The next morning, while they were drinking coffee in the dark little bar-room of the lodging-house, Johannes felt he must speak of what lay on his heart. He brought out the fragrant, violet-colored note, also the one adorned with the crown and the blue sealing-wax; but in his diffidence even his hope of an understanding with Markus drooped again.

"I smell it already!" cried Marjon. "That's the hair-dresser scent of that fop, with his tufted top-piece."

That angered Johannes. "Don't you wish you could make such poems as that 'fop' can?"

And, nettled by this disrespect of his new friend, he sprang to his feet, and began excitedly repeating the verses. He had his trouble for his pains. Markus listened with unmoved countenance, and Marjon, somewhat taken aback, looked at Markus. But the latter said not a word.

"I'll tell you what," she exclaimed at last, "I don't believe a bit of it! Not a darn bit."

"Then I'll tell you," retorted Johannes, sharply, "that you are too rude and coarse to understand things that are elevated."

"Maybe I am," said Marjon in her coolest, most indifferent manner.

Then Johannes spoke to Markus alone, hoping for an understanding from him. What he said came out passionately, as if it had long been repressed, and his voice trembled with ready tears.

"I have thought for a long, long time, Markus, that there was no use in trying. I cannot bear anything rude and rough, and everything I have yet seen in people is rude and rough – neither good nor beautiful. It cannot be that the Father meant it to be so. And now that I have found something fine, and exquisite, and noble, ought I not to follow it? I had not thought that there were anywhere such beautiful human beings. Markus, they are the most beautiful of all I have ever seen. Their hair is like gold, Markus. Not even the elves have more beautiful hair. And their little feet are so slim, and their throats so slender! I cannot help thinking of them all the time – of the pretty, proud way they raise their heads, of their sensitive lips, of the beautiful, upturned curves at the corners of their mouths, and of the music in their voices when they ask me anything. They danced together to the music, hand in hand, and then their nice smooth stockings peeped out, together, from under their little velvet dresses. It made me dizzy. One of them has blue eyes, and fuller, redder lips. She is the gentler and more innocent. The other has greyer, more mischievous eyes, and a smaller mouth.

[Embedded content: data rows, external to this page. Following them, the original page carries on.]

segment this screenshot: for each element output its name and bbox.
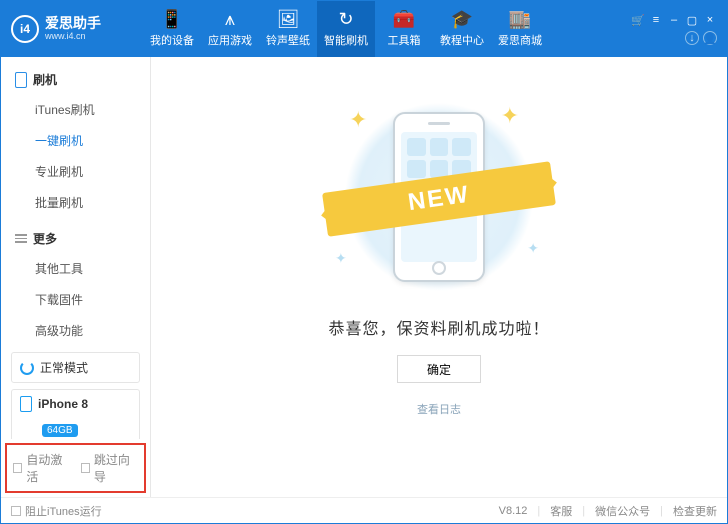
close-icon[interactable]: ×: [703, 13, 717, 27]
status-link-wechat[interactable]: 微信公众号: [595, 503, 650, 519]
sidebar-item-flash-1[interactable]: 一键刷机: [1, 125, 150, 156]
sparkle-icon: ✦: [501, 103, 519, 129]
sidebar-item-more-2[interactable]: 高级功能: [1, 315, 150, 346]
sidebar-item-more-0[interactable]: 其他工具: [1, 253, 150, 284]
nav-label: 我的设备: [150, 32, 194, 48]
minimize-icon[interactable]: –: [667, 13, 681, 27]
nav-label: 应用游戏: [208, 32, 252, 48]
nav-icon: ↻: [338, 10, 353, 28]
sparkle-icon: ✦: [527, 240, 539, 257]
menu-icon[interactable]: ≡: [649, 13, 663, 27]
mode-box[interactable]: 正常模式: [11, 352, 140, 383]
mode-label: 正常模式: [40, 359, 88, 376]
status-link-update[interactable]: 检查更新: [673, 503, 717, 519]
nav-icon: 🖼: [277, 10, 300, 28]
nav-item-0[interactable]: 📱 我的设备: [143, 1, 201, 57]
block-itunes-checkbox[interactable]: 阻止iTunes运行: [11, 503, 102, 519]
ok-button[interactable]: 确定: [397, 355, 481, 383]
sparkle-icon: ✦: [349, 107, 367, 133]
skip-setup-checkbox[interactable]: 跳过向导: [81, 451, 139, 485]
logo-badge-icon: i4: [11, 15, 39, 43]
nav-label: 智能刷机: [324, 32, 368, 48]
sidebar-heading-more-label: 更多: [33, 230, 57, 247]
maximize-icon[interactable]: ▢: [685, 13, 699, 27]
status-link-support[interactable]: 客服: [550, 503, 572, 519]
hamburger-icon: [15, 234, 27, 243]
nav-label: 铃声壁纸: [266, 32, 310, 48]
block-itunes-label: 阻止iTunes运行: [25, 503, 102, 519]
nav-item-6[interactable]: 🏬 爱思商城: [491, 1, 549, 57]
nav-icon: 🏬: [509, 10, 531, 28]
nav-icon: ⩚: [225, 10, 235, 28]
nav-label: 教程中心: [440, 32, 484, 48]
header-bar: i4 爱思助手 www.i4.cn 📱 我的设备 ⩚ 应用游戏 🖼 铃声壁纸 ↻ 智能刷机 🧰 工…: [1, 1, 727, 57]
version-label: V8.12: [499, 505, 528, 517]
checkbox-icon: [81, 463, 90, 473]
sidebar-item-flash-3[interactable]: 批量刷机: [1, 187, 150, 218]
download-button[interactable]: ↓: [685, 31, 699, 45]
phone-icon: [15, 72, 27, 88]
sparkle-icon: ✦: [335, 250, 347, 267]
nav-label: 爱思商城: [498, 32, 542, 48]
checkbox-icon: [11, 506, 21, 516]
nav-item-3[interactable]: ↻ 智能刷机: [317, 1, 375, 57]
sidebar-item-flash-0[interactable]: iTunes刷机: [1, 94, 150, 125]
auto-activate-label: 自动激活: [26, 451, 70, 485]
nav-item-1[interactable]: ⩚ 应用游戏: [201, 1, 259, 57]
skip-setup-label: 跳过向导: [94, 451, 138, 485]
top-nav: 📱 我的设备 ⩚ 应用游戏 🖼 铃声壁纸 ↻ 智能刷机 🧰 工具箱 🎓 教程中心 🏬 爱思商城: [143, 1, 625, 57]
device-storage: 64GB: [42, 424, 78, 437]
sidebar: 刷机 iTunes刷机一键刷机专业刷机批量刷机 更多 其他工具下载固件高级功能 …: [1, 57, 151, 497]
sidebar-bottom-options: 自动激活 跳过向导: [5, 443, 146, 493]
nav-icon: 📱: [161, 10, 183, 28]
app-subdomain: www.i4.cn: [45, 32, 101, 42]
sidebar-heading-flash-label: 刷机: [33, 71, 57, 88]
nav-icon: 🎓: [451, 10, 473, 28]
nav-label: 工具箱: [388, 32, 421, 48]
auto-activate-checkbox[interactable]: 自动激活: [13, 451, 71, 485]
success-message: 恭喜您，保资料刷机成功啦！: [328, 315, 549, 339]
sidebar-heading-more: 更多: [1, 226, 150, 253]
app-name: 爱思助手: [45, 16, 101, 31]
sidebar-heading-flash: 刷机: [1, 67, 150, 94]
device-icon: [20, 396, 32, 412]
main-panel: ✦ ✦ ✦ ✦ NEW 恭喜您，保资料刷机成功啦！ 确定 查看日志: [151, 57, 727, 497]
nav-icon: 🧰: [393, 10, 415, 28]
checkbox-icon: [13, 463, 22, 473]
sidebar-item-flash-2[interactable]: 专业刷机: [1, 156, 150, 187]
nav-item-2[interactable]: 🖼 铃声壁纸: [259, 1, 317, 57]
sidebar-item-more-1[interactable]: 下载固件: [1, 284, 150, 315]
app-window: i4 爱思助手 www.i4.cn 📱 我的设备 ⩚ 应用游戏 🖼 铃声壁纸 ↻ 智能刷机 🧰 工…: [0, 0, 728, 524]
device-name: iPhone 8: [38, 397, 88, 411]
logo[interactable]: i4 爱思助手 www.i4.cn: [11, 15, 143, 43]
nav-item-5[interactable]: 🎓 教程中心: [433, 1, 491, 57]
device-box[interactable]: iPhone 8 64GB: [11, 389, 140, 439]
status-bar: 阻止iTunes运行 V8.12 | 客服 | 微信公众号 | 检查更新: [1, 497, 727, 523]
user-button[interactable]: 👤: [703, 31, 717, 45]
spinner-icon: [20, 361, 34, 375]
cart-icon[interactable]: 🛒: [631, 13, 645, 27]
nav-item-4[interactable]: 🧰 工具箱: [375, 1, 433, 57]
view-log-link[interactable]: 查看日志: [417, 401, 461, 417]
illustration: ✦ ✦ ✦ ✦ NEW: [329, 97, 549, 297]
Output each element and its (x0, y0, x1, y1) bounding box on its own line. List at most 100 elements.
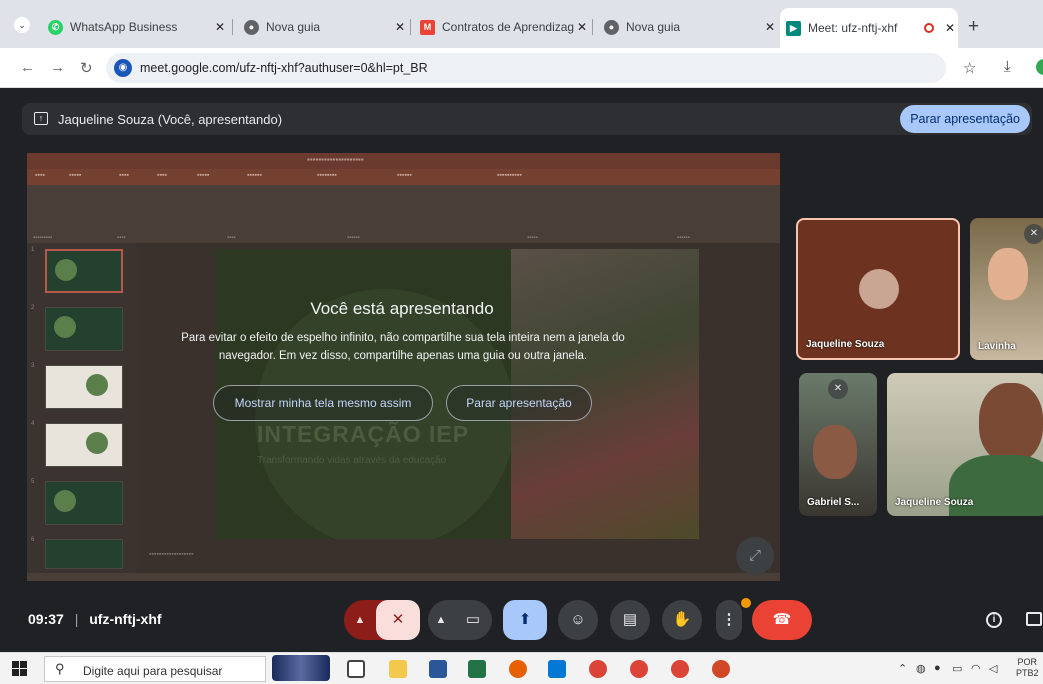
language-code: POR (1017, 657, 1038, 667)
tab-label: Nova guia (626, 20, 681, 34)
word-icon[interactable] (429, 660, 447, 678)
participant-tile[interactable]: Jaqueline Souza (887, 373, 1043, 516)
tab-search-icon[interactable]: ⌄ (14, 17, 30, 33)
file-explorer-icon[interactable] (389, 660, 407, 678)
chat-icon[interactable] (1026, 612, 1042, 626)
bookmark-star-icon[interactable]: ☆ (963, 59, 976, 77)
keyboard-layout: PTB2 (1016, 668, 1039, 678)
tab-label: Meet: ufz-nftj-xhf (808, 21, 898, 35)
presenting-overlay-message: Para evitar o efeito de espelho infinito… (181, 332, 625, 362)
widget-image-icon[interactable] (272, 655, 330, 681)
ppt-menubar: ▪▪▪▪ ▪▪▪▪▪ ▪▪▪▪ ▪▪▪▪ ▪▪▪▪▪ ▪▪▪▪▪▪ ▪▪▪▪▪▪▪▪ ▪▪… (27, 169, 780, 185)
chrome-icon[interactable] (671, 660, 689, 678)
ppt-titlebar: ▪▪▪▪▪▪▪▪▪▪▪▪▪▪▪▪▪▪▪▪ (27, 153, 780, 169)
present-screen-button[interactable]: ⬆ (503, 600, 547, 640)
stop-presenting-top-button[interactable]: Parar apresentação (900, 105, 1030, 133)
ppt-ribbon: ▪▪▪▪▪▪▪▪▪ ▪▪▪▪ ▪▪▪▪ ▪▪▪▪▪▪ ▪▪▪▪▪ ▪▪▪▪▪▪ (27, 185, 780, 243)
download-icon[interactable]: ⤓ (1004, 58, 1011, 75)
tab-label: WhatsApp Business (70, 20, 178, 34)
excel-icon[interactable] (468, 660, 486, 678)
volume-icon[interactable]: ◁ (989, 662, 997, 675)
slide-heading: INTEGRAÇÃO IEP (257, 421, 470, 447)
tab-meet[interactable]: ▶ Meet: ufz-nftj-xhf ✕ (780, 8, 958, 48)
camera-options-chevron-icon[interactable]: ▲ (428, 600, 454, 640)
gmail-icon: M (420, 19, 435, 35)
participant-video (979, 383, 1043, 463)
close-tab-icon[interactable]: ✕ (942, 21, 958, 35)
whatsapp-icon: ✆ (48, 19, 63, 35)
tab-nova-guia-1[interactable]: ● Nova guia ✕ (238, 12, 408, 42)
slide-thumbnail-panel: 1 2 3 4 5 6 (27, 243, 137, 573)
windows-start-icon[interactable] (12, 661, 27, 676)
mic-off-icon: ✕ (1024, 224, 1043, 244)
close-tab-icon[interactable]: ✕ (212, 20, 228, 34)
firefox-icon[interactable] (509, 660, 527, 678)
forward-icon[interactable]: → (50, 59, 65, 76)
task-view-icon[interactable] (347, 660, 365, 678)
extension-icon[interactable] (1036, 59, 1043, 75)
mic-control-group: ▲ ✕ (344, 600, 420, 640)
show-screen-anyway-button[interactable]: Mostrar minha tela mesmo assim (213, 385, 433, 421)
mic-options-chevron-icon[interactable]: ▲ (344, 600, 376, 640)
tab-whatsapp-business[interactable]: ✆ WhatsApp Business ✕ (42, 12, 228, 42)
slide-thumbnail (45, 365, 123, 409)
site-info-icon[interactable]: ◉ (114, 59, 132, 77)
participant-video (813, 425, 857, 479)
windows-taskbar: ⚲ Digite aqui para pesquisar ⌃ ◍ ● ▭ ◠ ◁… (0, 652, 1043, 684)
close-tab-icon[interactable]: ✕ (574, 20, 590, 34)
emoji-reactions-icon[interactable]: ☺ (558, 600, 598, 640)
search-placeholder: Digite aqui para pesquisar (83, 664, 223, 678)
mic-off-button[interactable]: ✕ (376, 600, 420, 640)
presenting-overlay-title: Você está apresentando (310, 299, 494, 318)
separator: | (74, 611, 79, 627)
captions-icon[interactable]: ▤ (610, 600, 650, 640)
url-field[interactable]: ◉ meet.google.com/ufz-nftj-xhf?authuser=… (106, 53, 946, 83)
tray-chevron-icon[interactable]: ⌃ (898, 662, 907, 675)
chrome-icon: ● (244, 19, 259, 35)
close-tab-icon[interactable]: ✕ (762, 20, 778, 34)
participant-tile[interactable]: ✕ Gabriel S... (799, 373, 877, 516)
end-call-icon[interactable]: ☎ (752, 600, 812, 640)
wifi-icon[interactable]: ◠ (971, 662, 981, 675)
ppt-notes-area: ▪▪▪▪▪▪▪▪▪▪▪▪▪▪▪▪▪▪ (137, 545, 780, 573)
slide-thumbnail (45, 249, 123, 293)
chrome-icon: ● (604, 19, 619, 35)
chrome-icon[interactable] (589, 660, 607, 678)
meet-stage: ↑ Jaqueline Souza (Você, apresentando) P… (0, 89, 1043, 652)
tab-nova-guia-2[interactable]: ● Nova guia ✕ (598, 12, 778, 42)
avatar (859, 269, 899, 309)
language-indicator[interactable]: POR PTB2 (1016, 657, 1039, 679)
close-tab-icon[interactable]: ✕ (392, 20, 408, 34)
battery-icon[interactable]: ▭ (952, 662, 962, 675)
participant-name: Jaqueline Souza (806, 339, 885, 350)
slide-thumbnail (45, 539, 123, 569)
meeting-code: ufz-nftj-xhf (89, 611, 162, 627)
presenting-label: Jaqueline Souza (Você, apresentando) (58, 112, 283, 127)
tab-contratos[interactable]: M Contratos de Aprendizagem ✕ (414, 12, 590, 42)
expand-icon[interactable]: ⤢ (736, 537, 774, 575)
reload-icon[interactable]: ↻ (80, 59, 93, 77)
slide-thumbnail (45, 423, 123, 467)
tray-app-icon[interactable]: ◍ (916, 662, 926, 675)
participant-tile-self[interactable]: Jaqueline Souza (796, 218, 960, 360)
slide-thumbnail (45, 481, 123, 525)
participant-name: Jaqueline Souza (895, 497, 974, 508)
slide-thumbnail (45, 307, 123, 351)
powerpoint-icon[interactable] (712, 660, 730, 678)
outlook-icon[interactable] (548, 660, 566, 678)
chrome-icon[interactable] (630, 660, 648, 678)
microphone-icon[interactable]: ● (934, 662, 941, 674)
camera-icon[interactable]: ▭ (456, 600, 490, 640)
more-options-icon[interactable]: ⋮ (716, 600, 742, 640)
search-icon: ⚲ (55, 661, 65, 676)
participant-tile[interactable]: ✕ Lavinha (970, 218, 1043, 360)
meeting-info: 09:37 | ufz-nftj-xhf (28, 611, 162, 627)
raise-hand-icon[interactable]: ✋ (662, 600, 702, 640)
clock: 09:37 (28, 611, 64, 627)
meeting-details-icon[interactable]: i (986, 612, 1002, 628)
stop-presenting-button[interactable]: Parar apresentação (446, 385, 592, 421)
taskbar-search-field[interactable]: ⚲ Digite aqui para pesquisar (44, 656, 266, 682)
back-icon[interactable]: ← (20, 59, 35, 76)
browser-tab-strip: ⌄ ✆ WhatsApp Business ✕ ● Nova guia ✕ M … (0, 0, 1043, 48)
new-tab-button[interactable]: + (968, 16, 979, 38)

She is more knowing and roguish. She is the fairer, and she has little fine freckles just under her eyes. And you ought to see them when they run up to their mother, one on each side, when all their hair tumbles down over her, in two shades of gold – brown gold and light gold – that ripples together like a flowing river! And I saw the diamonds in their mother's neck, sparkling through it all! You ought to hear them speak English – so smoothly and purely. But they speak Dutch, too, and I would much rather hear that. One of them – the innocent one – lisps a little. She has the darkest hair, with the most beautiful waves in it. But I could talk more easily with the other one. She is more intelligent. And the mother, also, is so attractive in every way. Everything she says is fine and noble, and every movement is charming. You have a feeling that she stands far, far above you, and yet she acts in everything as if she were the least of all. Isn't that lovely, Markus? Is it not the way it should be?"